Much of a bankruptcy judge's work is tedious, including hearings on whether bankrupt individuals can afford the $5,000, 10 percent interest loan on their 1997 Ford.

Many times, monthly income and expense schedules debtors are required to file indicate they can't afford the payments. But by the time their lawyers appear before the judge, they've frequently discovered new sources of income to justify keeping the car.

"The schedules say they don't have the money. ... Were you lying on the schedules or not?" Judge McCullough recently demanded of one flustered attorney who repeatedly relied on unreported income.

Judge McCullough isn't the only bankruptcy judge facing a hefty docket of personal bankruptcy cases sometimes handled by lawyers who are unprepared or inexperienced, but affordable.

"They [bankrupt individuals] are not going to be able to hire the best lawyers out there," Judge McCullough says. "We get a lot of novel arguments that don't have any basis in the law. That's not bad. You just deal with them and go on."

Moreover, what passes for a "big" bankruptcy case in Pittsburgh these days pales in comparison to Judge McCullough's heyday as an attorney. Wheeling-Pitt and AI affected the lives of thousands of workers and retirees. Le-Nature's and Pittsburgh Brewing, the two high-profile cases currently before him, involve a few hundred.

Even the so-called big cases aren't much different from the mundane matters that predominate a judge's case load.

"You may have to listen to a little more hot air, but bottom line, the issues are the same," Judge McCullough says. "The more experience you have, the fewer the number of real challenges."

The nature of the work makes some wonder whether it is enough of a challenge for him. A few privately suggest he isn't happy.

As of now, Judge McCullough plans to re-enlist for a year at a time when his term expires in 2009.

"I don't know. We'll see," he says.

Lawyers like judges who can be led, but given his intellect, experience and temperament, Judge McCullough usually has a pretty good idea of where a case is going and doesn't want lawyers to waste time -- or their client's money -- getting there.

To some, that means he'll seldom change his mind.

"People perhaps would like him to be a little bit more blind," says one attorney who's known him for two decades.

Others say Judge McCullough's brusqueness is just his way of identifying attorneys who are blowing smoke. They say if you're prepared to stand up to him, you'll get a fair hearing.

"I've been in front of Judge McCullough hundreds of times," says veteran bankruptcy attorney Robert Bernstein. "As long as I have something intelligent and interesting to say, he'll always listen to me. He doesn't always agree with me."
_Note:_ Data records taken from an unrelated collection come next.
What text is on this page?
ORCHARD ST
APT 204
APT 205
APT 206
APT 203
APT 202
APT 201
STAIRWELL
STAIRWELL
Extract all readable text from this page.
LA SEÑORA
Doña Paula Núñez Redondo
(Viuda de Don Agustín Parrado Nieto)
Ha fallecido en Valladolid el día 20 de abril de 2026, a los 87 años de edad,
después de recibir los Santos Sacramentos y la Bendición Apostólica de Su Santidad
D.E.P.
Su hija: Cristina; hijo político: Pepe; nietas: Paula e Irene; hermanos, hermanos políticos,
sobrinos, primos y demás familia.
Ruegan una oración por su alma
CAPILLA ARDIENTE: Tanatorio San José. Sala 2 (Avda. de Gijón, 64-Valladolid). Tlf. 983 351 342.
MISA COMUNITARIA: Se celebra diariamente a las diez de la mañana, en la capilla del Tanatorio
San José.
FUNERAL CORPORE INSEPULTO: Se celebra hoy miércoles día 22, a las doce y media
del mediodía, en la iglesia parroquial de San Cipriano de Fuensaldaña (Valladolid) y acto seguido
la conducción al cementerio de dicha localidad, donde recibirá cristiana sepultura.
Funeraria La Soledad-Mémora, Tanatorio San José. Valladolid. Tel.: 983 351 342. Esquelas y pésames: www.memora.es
The informed decisiveness that supporters say is Judge McCullough's greatest asset, others view as his greatest liability. Either assessment may not draw an argument from the judge.

"They might actually be one and the same," he says.
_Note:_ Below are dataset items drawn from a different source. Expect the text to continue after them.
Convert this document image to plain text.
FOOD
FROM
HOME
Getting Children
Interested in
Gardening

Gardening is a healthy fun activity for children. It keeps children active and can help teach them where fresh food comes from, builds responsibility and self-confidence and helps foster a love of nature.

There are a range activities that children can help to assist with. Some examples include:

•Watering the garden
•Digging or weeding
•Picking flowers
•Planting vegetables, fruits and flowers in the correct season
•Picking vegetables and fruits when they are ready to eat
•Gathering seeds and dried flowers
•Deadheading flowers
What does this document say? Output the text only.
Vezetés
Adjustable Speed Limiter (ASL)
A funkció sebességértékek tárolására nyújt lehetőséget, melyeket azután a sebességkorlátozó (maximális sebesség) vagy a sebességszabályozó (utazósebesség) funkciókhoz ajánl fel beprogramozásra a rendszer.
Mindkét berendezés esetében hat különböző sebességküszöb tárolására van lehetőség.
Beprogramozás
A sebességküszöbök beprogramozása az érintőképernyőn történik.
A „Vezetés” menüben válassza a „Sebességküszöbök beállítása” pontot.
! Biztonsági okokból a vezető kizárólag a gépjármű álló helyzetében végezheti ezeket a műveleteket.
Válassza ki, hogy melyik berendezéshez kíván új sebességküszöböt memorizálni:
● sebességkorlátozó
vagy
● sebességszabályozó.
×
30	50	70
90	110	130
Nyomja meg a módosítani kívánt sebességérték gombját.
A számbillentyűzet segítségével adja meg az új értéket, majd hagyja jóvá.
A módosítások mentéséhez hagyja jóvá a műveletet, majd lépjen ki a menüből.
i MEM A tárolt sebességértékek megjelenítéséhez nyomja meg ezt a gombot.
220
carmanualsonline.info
The judge's philosophy is: "Say what you mean, get it over with and I'll decide." It's an objective he shares with his black-robed colleagues. While they go about their jobs quietly, Judge McCullough remains as blunt as he was in dispatching the New York lawyer nearly two decades ago.

"A lot of people don't like that," he says. "Am I hard to sway? Maybe, but that doesn't mean I don't have an open mind."